De melkopname en de meting van vetgehalte van melk door Melkcentrale Paramaribo (MCP) vindt niet helemaal transparant plaats, waardoor er heel veel ruimte is voor geknoei. “In principe zou een onafhankelijke instantie moeten zijn, die de metingen doet. Zodat niemand benadeeld en bevoordeeld wordt”, zegt voorzitter Edmund Blufpand van de Surinaamse Vereniging van Melkboeren.

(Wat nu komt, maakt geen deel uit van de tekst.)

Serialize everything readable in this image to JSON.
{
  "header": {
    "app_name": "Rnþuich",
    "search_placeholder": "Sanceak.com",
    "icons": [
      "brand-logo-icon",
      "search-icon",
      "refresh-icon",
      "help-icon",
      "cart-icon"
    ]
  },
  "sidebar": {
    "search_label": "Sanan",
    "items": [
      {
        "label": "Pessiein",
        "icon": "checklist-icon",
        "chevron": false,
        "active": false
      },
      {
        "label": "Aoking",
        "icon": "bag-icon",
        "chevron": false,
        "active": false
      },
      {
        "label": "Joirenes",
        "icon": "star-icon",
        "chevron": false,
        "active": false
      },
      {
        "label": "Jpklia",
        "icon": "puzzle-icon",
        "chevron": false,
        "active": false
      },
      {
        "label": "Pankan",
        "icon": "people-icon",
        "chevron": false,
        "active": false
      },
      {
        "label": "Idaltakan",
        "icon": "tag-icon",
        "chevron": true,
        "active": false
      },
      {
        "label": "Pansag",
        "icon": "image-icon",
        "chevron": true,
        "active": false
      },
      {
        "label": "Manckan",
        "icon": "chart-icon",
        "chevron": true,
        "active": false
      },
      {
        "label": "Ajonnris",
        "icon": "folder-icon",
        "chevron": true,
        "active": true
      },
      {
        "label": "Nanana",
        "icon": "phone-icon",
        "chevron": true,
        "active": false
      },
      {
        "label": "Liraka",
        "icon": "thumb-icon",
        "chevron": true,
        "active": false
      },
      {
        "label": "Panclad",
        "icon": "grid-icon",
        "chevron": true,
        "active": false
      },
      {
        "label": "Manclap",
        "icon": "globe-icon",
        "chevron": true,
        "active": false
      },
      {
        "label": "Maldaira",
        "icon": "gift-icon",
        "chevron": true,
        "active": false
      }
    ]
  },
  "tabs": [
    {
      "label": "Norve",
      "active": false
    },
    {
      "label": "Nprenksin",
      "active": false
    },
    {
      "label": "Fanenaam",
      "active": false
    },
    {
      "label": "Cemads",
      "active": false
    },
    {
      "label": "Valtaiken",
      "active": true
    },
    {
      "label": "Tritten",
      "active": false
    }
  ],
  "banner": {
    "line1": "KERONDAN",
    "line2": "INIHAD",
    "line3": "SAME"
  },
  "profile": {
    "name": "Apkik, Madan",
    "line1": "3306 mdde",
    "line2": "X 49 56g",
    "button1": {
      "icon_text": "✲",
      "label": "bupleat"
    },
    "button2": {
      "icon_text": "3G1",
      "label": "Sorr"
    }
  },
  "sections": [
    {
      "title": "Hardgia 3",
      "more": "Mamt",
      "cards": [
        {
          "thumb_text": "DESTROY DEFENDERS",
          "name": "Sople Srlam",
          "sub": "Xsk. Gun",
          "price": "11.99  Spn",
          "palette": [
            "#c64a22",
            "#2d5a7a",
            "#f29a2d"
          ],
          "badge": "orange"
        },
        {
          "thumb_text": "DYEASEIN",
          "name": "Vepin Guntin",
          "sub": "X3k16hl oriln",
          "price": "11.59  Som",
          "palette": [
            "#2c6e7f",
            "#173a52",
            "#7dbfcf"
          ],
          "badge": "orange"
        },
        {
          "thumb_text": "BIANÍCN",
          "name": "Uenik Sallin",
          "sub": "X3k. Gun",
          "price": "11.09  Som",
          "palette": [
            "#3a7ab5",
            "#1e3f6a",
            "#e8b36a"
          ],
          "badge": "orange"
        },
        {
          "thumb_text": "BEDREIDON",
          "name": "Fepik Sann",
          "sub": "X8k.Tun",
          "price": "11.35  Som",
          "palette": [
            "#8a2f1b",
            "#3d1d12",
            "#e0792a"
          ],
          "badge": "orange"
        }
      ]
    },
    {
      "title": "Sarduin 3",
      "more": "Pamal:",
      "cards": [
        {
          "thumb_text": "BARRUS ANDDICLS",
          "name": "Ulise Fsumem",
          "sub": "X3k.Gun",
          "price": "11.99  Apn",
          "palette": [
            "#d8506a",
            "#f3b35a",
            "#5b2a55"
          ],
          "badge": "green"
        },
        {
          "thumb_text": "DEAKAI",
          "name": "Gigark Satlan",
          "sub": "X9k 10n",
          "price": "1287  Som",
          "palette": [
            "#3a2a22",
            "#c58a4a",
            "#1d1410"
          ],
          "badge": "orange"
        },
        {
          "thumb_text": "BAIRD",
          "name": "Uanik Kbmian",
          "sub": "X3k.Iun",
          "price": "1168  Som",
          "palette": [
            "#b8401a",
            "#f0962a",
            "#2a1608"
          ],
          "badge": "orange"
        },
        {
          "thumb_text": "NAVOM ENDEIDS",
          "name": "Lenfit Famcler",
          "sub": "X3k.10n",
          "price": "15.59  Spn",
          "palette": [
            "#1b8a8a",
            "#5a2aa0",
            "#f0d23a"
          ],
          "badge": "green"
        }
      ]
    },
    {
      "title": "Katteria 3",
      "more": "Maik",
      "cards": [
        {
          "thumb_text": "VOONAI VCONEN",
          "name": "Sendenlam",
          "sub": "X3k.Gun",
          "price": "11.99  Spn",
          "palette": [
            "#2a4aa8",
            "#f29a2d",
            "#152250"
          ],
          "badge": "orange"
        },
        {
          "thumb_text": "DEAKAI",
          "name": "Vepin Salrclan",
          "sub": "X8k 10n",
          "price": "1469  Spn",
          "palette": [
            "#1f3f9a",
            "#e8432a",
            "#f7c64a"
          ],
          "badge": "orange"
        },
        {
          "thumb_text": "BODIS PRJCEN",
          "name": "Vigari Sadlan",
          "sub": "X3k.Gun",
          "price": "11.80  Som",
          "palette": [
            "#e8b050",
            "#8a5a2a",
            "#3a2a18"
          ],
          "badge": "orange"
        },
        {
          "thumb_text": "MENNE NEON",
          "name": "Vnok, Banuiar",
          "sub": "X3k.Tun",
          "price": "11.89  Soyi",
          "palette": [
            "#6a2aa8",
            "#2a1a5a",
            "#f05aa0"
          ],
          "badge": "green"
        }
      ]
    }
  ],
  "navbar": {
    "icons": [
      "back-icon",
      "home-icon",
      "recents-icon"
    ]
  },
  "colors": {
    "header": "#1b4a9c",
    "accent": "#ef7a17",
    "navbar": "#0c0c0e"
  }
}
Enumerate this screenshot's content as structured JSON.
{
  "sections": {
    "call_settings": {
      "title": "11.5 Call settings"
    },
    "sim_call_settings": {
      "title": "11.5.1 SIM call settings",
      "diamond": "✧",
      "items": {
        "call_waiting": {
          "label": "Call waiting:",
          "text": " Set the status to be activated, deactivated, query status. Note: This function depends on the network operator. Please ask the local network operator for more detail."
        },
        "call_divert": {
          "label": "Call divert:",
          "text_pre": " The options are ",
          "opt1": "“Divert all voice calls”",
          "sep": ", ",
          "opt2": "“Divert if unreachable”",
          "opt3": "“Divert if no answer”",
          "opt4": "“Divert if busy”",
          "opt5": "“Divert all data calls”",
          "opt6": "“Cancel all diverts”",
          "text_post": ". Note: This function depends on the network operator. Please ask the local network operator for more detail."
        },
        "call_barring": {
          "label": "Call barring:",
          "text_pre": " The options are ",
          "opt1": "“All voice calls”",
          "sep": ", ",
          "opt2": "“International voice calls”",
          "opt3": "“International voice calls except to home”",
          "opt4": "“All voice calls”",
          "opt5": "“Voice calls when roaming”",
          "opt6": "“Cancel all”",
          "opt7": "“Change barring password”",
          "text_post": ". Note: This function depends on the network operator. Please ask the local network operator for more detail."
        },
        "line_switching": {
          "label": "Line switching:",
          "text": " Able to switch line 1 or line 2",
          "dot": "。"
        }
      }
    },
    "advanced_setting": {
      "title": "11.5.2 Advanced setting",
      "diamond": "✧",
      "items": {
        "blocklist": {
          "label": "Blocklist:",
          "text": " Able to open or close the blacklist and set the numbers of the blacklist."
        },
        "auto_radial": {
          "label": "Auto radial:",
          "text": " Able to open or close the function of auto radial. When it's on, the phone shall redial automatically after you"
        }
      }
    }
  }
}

Blufpand zegt dat er een aantal gesprekken zijn geweest met vertegenwoordigers van het ministerie van Landbouw, Veeteelt en Visserij (LVV) en van MCP voor een onafhankelijke instantie, maar tot nu toe is er niets van gebeurt. “We nemen aan dat het Staatsbedrijf betrouwbaar is en we gaan ervan uit dat MCP niet knoeit.” De overheid zou een onafhankelijke instantie kunnen opzetten met enkele laboranten om dit te kunnen bewerkstelligen, maar er wordt niets gedaan.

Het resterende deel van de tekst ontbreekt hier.